BRI Launches New Government And Politics Curriculum
For more than 25 years, the Bill of Rights Institute has worked to ensure all students receive a quality civic and history education.
Now, classrooms across America will have access to a new comprehensive civics curriculum – offered at no cost to educators and schools.
The Bill of Rights Institute announced today the launch of its new civics curriculum, Government and Politics: Civics for the American Experiment.
A national leader in the publication of open educational resources (OER), the Bill of Rights Institute offers more than 6,000 classroom resources and supports a network of more than 80,000 teachers who reach 8 million students per year.
With Government and Politics: Civics for the American Experiment, the Institute is offering its most comprehensive civics curriculum to date.

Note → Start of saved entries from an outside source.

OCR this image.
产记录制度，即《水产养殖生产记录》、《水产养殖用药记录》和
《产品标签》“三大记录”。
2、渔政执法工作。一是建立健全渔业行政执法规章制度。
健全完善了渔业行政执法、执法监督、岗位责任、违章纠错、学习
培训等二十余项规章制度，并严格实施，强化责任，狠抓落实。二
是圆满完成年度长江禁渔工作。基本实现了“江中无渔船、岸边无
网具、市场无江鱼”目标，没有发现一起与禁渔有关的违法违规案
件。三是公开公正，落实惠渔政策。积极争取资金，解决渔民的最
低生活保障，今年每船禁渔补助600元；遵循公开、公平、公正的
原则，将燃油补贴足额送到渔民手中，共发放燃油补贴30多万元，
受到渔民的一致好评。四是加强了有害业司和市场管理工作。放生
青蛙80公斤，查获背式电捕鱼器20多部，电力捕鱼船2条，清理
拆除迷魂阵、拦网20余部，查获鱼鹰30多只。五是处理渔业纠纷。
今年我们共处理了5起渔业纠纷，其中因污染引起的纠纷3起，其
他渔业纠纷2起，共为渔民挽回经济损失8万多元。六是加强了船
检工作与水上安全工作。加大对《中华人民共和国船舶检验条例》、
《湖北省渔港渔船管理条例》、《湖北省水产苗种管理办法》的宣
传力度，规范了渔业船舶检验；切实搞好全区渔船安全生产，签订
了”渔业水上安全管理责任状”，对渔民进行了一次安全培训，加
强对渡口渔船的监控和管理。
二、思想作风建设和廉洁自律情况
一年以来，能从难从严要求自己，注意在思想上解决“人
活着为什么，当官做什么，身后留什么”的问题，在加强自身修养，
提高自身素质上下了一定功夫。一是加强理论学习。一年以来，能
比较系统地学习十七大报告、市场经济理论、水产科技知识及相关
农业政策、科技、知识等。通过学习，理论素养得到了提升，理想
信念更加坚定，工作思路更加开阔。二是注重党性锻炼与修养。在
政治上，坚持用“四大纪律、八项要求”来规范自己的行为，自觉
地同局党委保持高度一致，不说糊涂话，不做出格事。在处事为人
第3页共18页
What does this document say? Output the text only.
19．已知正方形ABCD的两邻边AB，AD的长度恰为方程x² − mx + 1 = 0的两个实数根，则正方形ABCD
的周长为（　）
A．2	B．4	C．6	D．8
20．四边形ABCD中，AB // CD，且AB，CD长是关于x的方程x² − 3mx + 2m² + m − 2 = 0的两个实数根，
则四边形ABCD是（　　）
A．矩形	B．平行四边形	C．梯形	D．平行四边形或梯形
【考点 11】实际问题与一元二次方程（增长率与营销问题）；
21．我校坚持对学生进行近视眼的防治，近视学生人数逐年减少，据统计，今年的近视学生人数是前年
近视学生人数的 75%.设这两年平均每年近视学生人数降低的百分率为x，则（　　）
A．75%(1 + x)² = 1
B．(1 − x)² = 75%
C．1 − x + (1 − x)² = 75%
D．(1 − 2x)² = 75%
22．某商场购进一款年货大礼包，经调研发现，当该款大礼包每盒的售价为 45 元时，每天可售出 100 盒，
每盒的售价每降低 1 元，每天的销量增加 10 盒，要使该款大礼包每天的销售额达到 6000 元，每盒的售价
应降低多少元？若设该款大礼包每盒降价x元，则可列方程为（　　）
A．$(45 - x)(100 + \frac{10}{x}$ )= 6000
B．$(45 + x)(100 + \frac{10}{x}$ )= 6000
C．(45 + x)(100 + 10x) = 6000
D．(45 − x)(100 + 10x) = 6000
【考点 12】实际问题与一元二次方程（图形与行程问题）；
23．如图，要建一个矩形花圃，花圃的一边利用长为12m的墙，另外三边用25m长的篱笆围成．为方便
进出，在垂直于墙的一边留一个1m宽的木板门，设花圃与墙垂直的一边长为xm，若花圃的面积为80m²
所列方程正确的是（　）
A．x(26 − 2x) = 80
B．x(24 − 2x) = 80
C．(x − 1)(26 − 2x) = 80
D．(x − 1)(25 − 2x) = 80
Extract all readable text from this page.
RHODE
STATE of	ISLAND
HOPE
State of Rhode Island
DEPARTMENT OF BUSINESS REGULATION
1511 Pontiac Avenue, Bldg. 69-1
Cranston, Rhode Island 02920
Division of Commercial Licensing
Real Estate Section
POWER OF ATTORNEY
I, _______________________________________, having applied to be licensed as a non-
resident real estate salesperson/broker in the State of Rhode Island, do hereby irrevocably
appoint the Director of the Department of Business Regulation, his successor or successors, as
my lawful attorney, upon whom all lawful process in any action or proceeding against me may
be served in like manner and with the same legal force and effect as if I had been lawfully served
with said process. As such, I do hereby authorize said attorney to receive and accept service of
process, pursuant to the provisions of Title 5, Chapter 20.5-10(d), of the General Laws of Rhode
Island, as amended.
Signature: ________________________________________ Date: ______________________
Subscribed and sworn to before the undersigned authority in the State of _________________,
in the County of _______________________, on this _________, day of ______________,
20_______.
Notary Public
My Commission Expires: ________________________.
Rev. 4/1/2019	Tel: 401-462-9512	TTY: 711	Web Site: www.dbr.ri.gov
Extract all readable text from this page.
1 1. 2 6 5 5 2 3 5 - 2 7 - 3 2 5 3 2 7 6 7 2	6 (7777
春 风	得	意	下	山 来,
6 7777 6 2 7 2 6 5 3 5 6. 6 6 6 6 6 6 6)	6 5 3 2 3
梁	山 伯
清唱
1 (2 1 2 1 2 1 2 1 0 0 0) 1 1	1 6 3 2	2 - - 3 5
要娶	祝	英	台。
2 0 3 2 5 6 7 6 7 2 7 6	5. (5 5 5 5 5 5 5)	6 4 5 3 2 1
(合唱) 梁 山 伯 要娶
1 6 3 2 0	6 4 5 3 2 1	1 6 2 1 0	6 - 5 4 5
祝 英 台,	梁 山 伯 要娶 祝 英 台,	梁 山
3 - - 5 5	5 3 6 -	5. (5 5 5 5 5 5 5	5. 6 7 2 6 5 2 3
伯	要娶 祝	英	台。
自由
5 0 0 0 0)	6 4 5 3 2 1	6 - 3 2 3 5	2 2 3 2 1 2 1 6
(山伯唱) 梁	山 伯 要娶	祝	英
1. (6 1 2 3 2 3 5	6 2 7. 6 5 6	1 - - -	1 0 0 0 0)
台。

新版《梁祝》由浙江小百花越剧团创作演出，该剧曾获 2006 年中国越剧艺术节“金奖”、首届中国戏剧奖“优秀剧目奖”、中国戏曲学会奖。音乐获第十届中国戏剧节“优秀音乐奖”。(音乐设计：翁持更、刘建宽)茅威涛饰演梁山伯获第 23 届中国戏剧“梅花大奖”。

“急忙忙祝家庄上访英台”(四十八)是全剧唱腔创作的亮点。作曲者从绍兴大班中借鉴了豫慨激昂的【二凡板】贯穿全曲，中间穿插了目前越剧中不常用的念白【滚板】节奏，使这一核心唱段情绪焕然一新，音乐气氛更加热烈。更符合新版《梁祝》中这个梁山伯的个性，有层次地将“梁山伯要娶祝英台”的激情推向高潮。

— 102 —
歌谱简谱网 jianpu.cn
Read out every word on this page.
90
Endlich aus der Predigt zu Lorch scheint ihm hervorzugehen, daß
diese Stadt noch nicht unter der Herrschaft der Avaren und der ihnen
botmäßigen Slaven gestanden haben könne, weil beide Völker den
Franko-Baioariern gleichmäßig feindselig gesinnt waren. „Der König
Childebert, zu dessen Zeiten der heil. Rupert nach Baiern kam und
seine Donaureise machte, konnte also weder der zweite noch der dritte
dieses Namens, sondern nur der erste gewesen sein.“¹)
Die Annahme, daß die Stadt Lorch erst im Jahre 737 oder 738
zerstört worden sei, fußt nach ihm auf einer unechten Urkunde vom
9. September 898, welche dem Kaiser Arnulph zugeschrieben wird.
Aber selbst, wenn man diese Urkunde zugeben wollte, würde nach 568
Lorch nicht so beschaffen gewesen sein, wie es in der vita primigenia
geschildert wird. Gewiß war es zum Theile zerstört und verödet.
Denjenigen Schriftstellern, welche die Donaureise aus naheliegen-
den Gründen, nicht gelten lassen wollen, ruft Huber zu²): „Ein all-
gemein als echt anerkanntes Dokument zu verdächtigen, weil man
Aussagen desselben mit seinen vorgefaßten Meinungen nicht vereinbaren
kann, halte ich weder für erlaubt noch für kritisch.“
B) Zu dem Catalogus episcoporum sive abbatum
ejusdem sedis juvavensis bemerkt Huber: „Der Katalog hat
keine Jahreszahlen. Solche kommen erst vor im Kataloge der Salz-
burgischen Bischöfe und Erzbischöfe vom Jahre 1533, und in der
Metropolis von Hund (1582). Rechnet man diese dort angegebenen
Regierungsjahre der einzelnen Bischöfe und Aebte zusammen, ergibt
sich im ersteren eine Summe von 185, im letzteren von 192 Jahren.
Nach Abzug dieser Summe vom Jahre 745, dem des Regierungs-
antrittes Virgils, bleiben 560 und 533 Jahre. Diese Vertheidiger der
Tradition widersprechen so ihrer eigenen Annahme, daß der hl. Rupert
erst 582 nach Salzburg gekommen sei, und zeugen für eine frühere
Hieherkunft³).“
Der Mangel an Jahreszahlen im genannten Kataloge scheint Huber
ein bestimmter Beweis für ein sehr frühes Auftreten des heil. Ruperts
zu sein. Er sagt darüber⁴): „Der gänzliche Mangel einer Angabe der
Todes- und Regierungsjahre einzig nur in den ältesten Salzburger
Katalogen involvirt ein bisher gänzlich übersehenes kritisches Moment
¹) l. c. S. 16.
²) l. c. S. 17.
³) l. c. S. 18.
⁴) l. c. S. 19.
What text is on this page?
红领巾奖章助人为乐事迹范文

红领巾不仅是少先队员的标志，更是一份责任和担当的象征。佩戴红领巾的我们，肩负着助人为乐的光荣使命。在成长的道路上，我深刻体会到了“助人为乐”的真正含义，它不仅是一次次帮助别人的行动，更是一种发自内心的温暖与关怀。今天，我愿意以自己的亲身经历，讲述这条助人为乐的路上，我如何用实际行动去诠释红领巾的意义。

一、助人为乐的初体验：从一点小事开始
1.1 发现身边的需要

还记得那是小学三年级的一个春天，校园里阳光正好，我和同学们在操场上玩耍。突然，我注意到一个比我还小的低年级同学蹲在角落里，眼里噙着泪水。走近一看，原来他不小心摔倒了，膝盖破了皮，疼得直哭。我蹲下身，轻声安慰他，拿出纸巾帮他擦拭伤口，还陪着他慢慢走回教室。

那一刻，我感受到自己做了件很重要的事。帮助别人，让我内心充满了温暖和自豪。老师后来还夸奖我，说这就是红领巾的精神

Government and Politics: Civics for the American Experiment offers 7 units and 40 lessons, and examines the relationships between civil society, our government, and citizens. Students explore the structure of American government alongside key concepts like self-governance, founding principles like liberty, justice, and equality, and civic virtues.
The curriculum was pilot tested with classroom teachers and offers multiple engaging resources, including primary sources, point/counterpoint debates, informative videos, essays, case studies, and more.
Government and Politics: Civics for the American Experiment also marks the Bill of Rights Institute’s entry into game-based learning, with a series of interactives and tabletop games designed to increase student learning, comprehension, and knowledge retention.
Bill of Rights Institute President and CEO David J. Bobb, Ph.D., said that Government and Politics: Civics for the American Experiment gives teachers an immediate new tool to increase civic learning, without having to rely on cost-prohibitive textbooks.
“We believe all students should have access to a quality civic education, regardless of ZIP Code or school budget,” Bobb said. “With Government and Politics: Civics for the American Experiment, students everywhere can develop the knowledge and skills they need for lives of productive, principled citizenship.”